Nowhere close to the same for a lot of reasons.
1) Zen isn't Japanese, neither is Buddhism. "Zen" comes from "Ch'an," which is Chinese. So it's not as simple as "They took something of ours, but we took something of theirs, so it's even."
2) If someone "practices Zen," then they are Buddhist.
3) If they are doing Zen-style meditation without actually being Buddhist, then they are using a tool from another culture. We can argue about cultural appropriation, but that's just simple cultural diffusion - people in "the west" have a problem - they see a tool from "the east" and adapt it to their needs.
None of that is what happens with Christmas in Japan. Seriously, this is why we can't have real conversations about life in Japan. Cultural diffusion isn't some kind of tit-for-tat game. Poking your head in, tittering behind your hand, and saying, "Hurr, durr, but what about white people doing Zen? Gotcha!" isn't constructive.
It's a good question - what is Christmas in Japan? I've been arguing for some time that Christmas and Japanese New Year are basically the same, so the Japanese are adapting Christmas to be something that their culture needs - right now, the Japanese need a day for romance. Valentine's Day didn't work out, because the men monopolized it, and women turned it into a game of obligations with White Day.
Halloween has become the "sexy holiday" in America, and is becoming that in Japan as well - but there just aren't a lot of times or places in Japan where you can sit down and be openly romantic with someone.
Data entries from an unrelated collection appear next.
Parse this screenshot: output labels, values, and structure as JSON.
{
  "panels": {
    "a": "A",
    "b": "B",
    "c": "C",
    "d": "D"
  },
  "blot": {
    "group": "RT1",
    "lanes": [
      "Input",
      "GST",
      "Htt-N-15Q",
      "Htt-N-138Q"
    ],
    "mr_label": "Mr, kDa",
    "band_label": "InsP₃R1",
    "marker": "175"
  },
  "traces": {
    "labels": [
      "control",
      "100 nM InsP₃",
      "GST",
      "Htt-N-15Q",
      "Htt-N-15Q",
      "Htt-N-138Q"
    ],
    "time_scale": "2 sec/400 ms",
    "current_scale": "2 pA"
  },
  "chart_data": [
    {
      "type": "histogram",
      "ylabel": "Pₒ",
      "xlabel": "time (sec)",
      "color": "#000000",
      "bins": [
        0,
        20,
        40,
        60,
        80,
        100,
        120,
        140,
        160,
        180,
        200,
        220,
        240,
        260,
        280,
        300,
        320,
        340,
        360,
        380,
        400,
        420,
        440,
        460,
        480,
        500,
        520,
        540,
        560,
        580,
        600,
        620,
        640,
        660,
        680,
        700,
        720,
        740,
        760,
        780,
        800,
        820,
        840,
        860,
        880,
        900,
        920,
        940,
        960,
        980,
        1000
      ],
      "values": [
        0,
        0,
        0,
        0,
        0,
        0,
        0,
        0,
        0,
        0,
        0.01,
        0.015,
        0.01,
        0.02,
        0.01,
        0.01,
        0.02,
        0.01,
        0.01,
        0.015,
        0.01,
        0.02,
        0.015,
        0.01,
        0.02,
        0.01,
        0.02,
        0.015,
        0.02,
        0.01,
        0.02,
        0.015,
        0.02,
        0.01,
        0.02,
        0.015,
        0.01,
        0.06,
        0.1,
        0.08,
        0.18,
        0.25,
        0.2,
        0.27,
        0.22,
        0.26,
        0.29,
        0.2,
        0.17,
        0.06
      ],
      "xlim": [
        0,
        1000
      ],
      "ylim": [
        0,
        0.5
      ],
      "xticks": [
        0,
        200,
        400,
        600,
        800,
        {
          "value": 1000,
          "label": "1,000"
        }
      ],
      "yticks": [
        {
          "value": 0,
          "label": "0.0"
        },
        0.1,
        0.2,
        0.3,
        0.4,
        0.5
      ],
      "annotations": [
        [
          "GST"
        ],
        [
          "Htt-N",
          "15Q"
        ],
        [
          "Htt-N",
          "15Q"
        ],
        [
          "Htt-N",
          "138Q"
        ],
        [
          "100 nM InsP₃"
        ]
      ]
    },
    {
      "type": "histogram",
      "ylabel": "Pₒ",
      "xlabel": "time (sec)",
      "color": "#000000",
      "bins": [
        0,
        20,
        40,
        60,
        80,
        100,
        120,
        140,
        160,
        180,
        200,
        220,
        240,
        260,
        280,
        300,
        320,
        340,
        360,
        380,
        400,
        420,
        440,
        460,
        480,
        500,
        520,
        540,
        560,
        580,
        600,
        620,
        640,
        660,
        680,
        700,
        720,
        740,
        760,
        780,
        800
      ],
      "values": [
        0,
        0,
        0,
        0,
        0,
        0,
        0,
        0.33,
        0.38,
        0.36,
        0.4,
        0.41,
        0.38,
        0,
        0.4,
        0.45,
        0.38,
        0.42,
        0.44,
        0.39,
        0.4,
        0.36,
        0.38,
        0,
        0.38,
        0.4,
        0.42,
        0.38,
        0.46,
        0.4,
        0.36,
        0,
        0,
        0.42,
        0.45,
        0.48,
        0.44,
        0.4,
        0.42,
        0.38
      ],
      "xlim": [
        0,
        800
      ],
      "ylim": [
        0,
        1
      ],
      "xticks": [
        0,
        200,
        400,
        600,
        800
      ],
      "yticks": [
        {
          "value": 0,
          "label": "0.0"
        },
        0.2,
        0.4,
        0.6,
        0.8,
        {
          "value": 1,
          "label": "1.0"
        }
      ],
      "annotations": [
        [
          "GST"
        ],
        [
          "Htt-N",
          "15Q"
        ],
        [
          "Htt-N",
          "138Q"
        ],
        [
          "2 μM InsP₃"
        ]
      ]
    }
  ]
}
Christmas, to a degree, is starting to fill that role.
And I might be wrong about that, but I'm confident in saying this: Japan doesn't know what Christmas is for, and they are figuring it out. Give them time. For now, they are just going through the motions. That's sometimes how cultural diffusion works. Cultural diffusion takes decades - or centuries - how long have you been in Japan? Less than a century? Then relax, and wait. It'll work out eventually.